Evaluate.py sorting

tuttlebr · July 10, 2019, 11:17pm

Is there a method to keep the input order of the evaluate.py test data? or to return the file path at least if order is not possible within the pool.map fn?

lissyx · July 11, 2019, 6:54am

I think this is what is described in this issue: https://github.com/mozilla/DeepSpeech/issues/2180 but nobody has had time yet to work on it.
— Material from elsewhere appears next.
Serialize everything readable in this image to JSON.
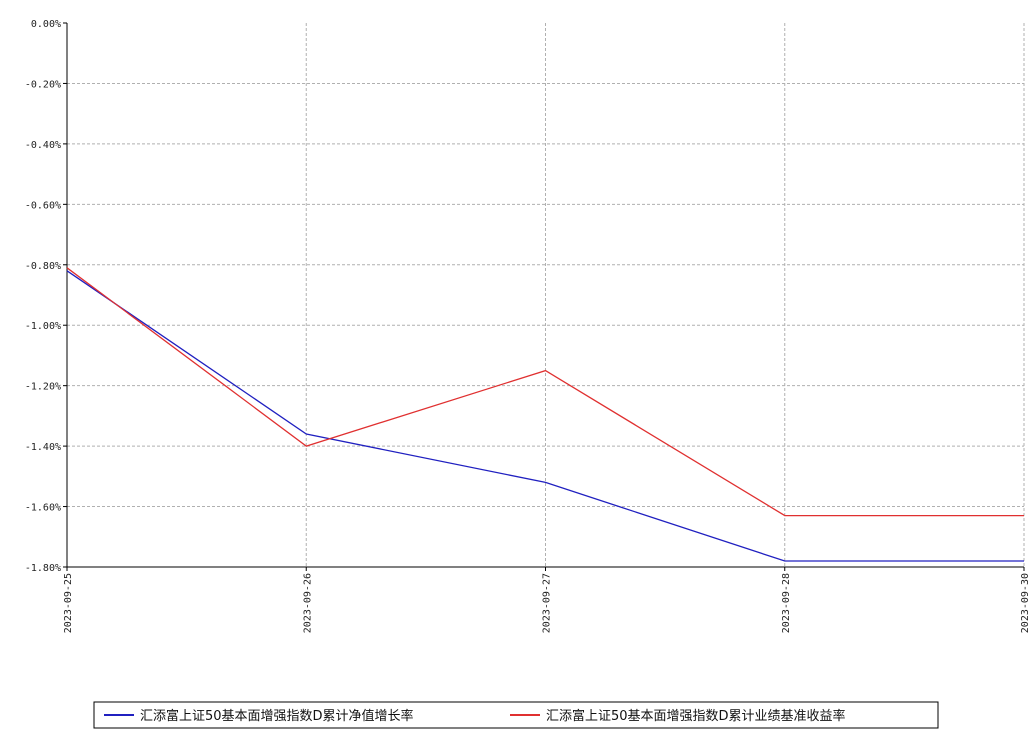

If you want, you can send patches

tuttlebr · July 11, 2019, 2:45pm

Thanks for pointing this out, @lissyx It looks like the sorting happens in few places;

create_dataset() in ./util/feeding.py where df is sorted by wav_filesize.
calculate_report() in ./util/evaluate_tools.py where samples is sorted by loss then wer.

My untested hypothesis: If I drop these sorting operations when running evaluate.py, inference will occur in the same order as my input test.csv.
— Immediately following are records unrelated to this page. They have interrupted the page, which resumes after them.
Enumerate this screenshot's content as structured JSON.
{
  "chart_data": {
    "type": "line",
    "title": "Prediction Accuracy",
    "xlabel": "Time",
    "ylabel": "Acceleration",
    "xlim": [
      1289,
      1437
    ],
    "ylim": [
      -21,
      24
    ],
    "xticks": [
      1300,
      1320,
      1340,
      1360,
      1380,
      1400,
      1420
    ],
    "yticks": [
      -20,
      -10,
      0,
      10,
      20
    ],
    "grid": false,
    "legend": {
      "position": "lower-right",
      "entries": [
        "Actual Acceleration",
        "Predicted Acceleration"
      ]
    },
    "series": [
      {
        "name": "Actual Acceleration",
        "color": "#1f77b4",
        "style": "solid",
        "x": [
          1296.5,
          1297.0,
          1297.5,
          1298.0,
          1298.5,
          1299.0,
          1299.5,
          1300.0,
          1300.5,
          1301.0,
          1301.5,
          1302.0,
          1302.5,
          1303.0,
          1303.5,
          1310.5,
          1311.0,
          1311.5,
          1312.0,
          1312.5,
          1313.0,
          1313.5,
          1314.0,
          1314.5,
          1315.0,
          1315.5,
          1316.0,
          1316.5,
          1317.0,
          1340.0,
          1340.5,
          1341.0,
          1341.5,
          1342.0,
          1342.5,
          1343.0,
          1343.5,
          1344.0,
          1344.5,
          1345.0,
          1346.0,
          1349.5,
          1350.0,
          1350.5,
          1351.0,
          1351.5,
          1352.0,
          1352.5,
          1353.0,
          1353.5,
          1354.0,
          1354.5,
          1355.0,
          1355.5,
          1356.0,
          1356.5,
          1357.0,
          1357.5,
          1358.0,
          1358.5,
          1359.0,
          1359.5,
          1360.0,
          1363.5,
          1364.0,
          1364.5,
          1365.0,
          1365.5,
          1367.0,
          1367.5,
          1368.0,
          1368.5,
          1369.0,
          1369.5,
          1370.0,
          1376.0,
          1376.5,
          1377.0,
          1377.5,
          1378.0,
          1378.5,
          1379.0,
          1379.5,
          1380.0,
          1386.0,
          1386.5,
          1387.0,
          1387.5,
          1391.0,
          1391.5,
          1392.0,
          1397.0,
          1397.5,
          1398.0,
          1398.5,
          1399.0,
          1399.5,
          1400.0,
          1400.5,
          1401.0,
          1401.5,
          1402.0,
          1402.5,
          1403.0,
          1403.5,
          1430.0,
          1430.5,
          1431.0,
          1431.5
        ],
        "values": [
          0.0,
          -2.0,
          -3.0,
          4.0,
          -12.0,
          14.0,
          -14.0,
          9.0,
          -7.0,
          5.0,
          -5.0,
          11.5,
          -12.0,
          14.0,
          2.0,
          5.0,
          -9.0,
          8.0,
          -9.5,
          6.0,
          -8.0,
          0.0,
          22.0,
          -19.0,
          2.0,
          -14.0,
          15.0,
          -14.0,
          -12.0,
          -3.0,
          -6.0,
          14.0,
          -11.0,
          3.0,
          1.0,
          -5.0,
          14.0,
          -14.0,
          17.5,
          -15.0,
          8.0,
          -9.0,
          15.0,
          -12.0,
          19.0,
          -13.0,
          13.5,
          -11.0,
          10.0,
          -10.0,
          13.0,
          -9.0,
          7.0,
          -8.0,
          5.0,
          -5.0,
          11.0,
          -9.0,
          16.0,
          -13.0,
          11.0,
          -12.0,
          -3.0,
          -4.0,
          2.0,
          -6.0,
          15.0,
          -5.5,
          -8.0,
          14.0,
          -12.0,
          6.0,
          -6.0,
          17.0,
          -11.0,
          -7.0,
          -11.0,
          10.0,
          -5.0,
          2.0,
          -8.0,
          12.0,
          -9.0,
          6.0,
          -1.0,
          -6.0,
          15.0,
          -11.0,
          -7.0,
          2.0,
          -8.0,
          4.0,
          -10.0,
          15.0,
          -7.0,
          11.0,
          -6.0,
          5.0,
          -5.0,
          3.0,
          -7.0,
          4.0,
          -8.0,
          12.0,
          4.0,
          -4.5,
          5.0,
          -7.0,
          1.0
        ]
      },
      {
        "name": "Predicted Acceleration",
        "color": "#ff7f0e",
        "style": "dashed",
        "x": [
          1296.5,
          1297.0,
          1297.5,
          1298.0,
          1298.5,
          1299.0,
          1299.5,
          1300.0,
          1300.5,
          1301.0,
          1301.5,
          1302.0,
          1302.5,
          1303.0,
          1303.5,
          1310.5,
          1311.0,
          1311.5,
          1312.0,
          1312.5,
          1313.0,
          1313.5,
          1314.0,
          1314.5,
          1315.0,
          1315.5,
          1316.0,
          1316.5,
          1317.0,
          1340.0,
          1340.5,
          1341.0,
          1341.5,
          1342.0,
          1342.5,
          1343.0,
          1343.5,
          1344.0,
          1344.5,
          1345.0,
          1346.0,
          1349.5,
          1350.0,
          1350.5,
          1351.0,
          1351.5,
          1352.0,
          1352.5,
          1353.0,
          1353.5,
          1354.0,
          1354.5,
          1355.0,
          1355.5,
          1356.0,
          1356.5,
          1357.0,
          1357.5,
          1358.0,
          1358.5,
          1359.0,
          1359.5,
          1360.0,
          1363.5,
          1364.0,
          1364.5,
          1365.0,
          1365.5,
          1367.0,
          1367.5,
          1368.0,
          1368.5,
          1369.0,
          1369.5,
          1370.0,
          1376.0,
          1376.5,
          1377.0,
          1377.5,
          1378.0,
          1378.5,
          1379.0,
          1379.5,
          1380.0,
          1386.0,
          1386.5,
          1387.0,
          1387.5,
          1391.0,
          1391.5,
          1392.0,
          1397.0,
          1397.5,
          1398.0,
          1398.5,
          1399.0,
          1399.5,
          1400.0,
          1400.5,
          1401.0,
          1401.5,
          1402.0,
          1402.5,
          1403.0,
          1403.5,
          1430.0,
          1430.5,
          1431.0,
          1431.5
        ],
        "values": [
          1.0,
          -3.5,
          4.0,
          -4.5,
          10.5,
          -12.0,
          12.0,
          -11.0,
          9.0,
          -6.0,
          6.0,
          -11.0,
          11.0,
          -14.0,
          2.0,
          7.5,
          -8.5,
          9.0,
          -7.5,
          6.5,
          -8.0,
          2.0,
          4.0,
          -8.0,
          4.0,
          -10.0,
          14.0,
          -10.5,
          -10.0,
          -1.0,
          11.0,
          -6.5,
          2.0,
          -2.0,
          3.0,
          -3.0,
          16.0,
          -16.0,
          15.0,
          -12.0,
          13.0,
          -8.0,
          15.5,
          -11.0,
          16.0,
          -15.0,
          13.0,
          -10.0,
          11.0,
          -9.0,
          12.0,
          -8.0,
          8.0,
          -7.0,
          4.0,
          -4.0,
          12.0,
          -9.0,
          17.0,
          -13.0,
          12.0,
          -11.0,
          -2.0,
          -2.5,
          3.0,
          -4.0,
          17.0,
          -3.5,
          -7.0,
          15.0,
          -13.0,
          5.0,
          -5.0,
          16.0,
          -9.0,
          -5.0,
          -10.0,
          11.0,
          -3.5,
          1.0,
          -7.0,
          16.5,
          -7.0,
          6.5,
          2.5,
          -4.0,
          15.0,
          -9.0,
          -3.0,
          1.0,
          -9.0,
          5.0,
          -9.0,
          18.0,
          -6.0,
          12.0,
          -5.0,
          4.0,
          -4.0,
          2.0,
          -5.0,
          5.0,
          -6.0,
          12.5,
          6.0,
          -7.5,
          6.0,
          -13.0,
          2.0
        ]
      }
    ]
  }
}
Update: that appears to do the trick, then merge however.

df = pd.DataFrame({
                'GroundTruth': ground_truths,
                'Prediction' : predictions,
                'loss' : losses
                })

input_csv = pd.read_csv(str(FLAGS.test_files))

df = pd.concat([input_csv, df], axis=1)

df.to_csv(...)

I’ll give that a shot when I have a moment.